On Friday, the Ohio Supreme Court struck down a redistricting proposal endorsed by Ohio Republicans.

Background: The new maps, drawn by the Republican-controlled state legislature after the redistricting commission came to an impasse in November, was accused of favoring one party. At least 12 of Ohio’s 16 congressional districts would have favored Republicans under the legislature’s proposed map. (per The Hill)

On Wednesday, the state Supreme Court struck down legislative district lines on the same basis that the lines unduly favored one party.

What Happened: The state Supreme Court came to a narrow 4-3 ruling, the majority concluded that the boundary lines violated a voter-approved measure in 2018.

[T]he evidence in these cases makes clear beyond all doubt that the General Assembly did not heed the clarion call sent by Ohio voters to stop political gerrymandering,” Justice Michael Donnelly wrote for the majority.

What Comes Next: The majority-Republican legislature must now come up with another map proposal in 30 days that will pass in court.

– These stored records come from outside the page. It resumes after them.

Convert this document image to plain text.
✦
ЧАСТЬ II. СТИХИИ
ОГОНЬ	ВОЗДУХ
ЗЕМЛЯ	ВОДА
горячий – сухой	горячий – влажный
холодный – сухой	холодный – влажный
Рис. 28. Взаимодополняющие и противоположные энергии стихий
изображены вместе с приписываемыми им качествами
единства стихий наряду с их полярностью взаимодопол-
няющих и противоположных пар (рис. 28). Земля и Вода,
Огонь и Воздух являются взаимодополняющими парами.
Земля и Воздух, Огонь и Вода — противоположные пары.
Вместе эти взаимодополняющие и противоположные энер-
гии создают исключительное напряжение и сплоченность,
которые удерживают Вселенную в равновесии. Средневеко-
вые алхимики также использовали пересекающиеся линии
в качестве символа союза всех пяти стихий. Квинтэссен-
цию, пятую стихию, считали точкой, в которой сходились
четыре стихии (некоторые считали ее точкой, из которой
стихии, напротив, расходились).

If the legislature is unable to come up with final district lines, the voter-created redistricting commission consisting of Republican Governor Mike Dewine, Republican Auditor Keith Faber, Republican Secretary of State Frank LaRose, and four representatives from the legislature will have 30 days to craft their own maps. (per The Hill)

What Democrats Say: Democrats called the ruling a win.

“It is time for the state legislature to put aside partisan interests and prioritize the needs of Ohio voters. It is time for legislative leaders to put aside their personal partisan interests and create truly fair and representative maps that reflect Ohio,” said Catherine Turner from Common Cause Ohio. “The manipulation of districts is the manipulation of elections and voters have had enough.”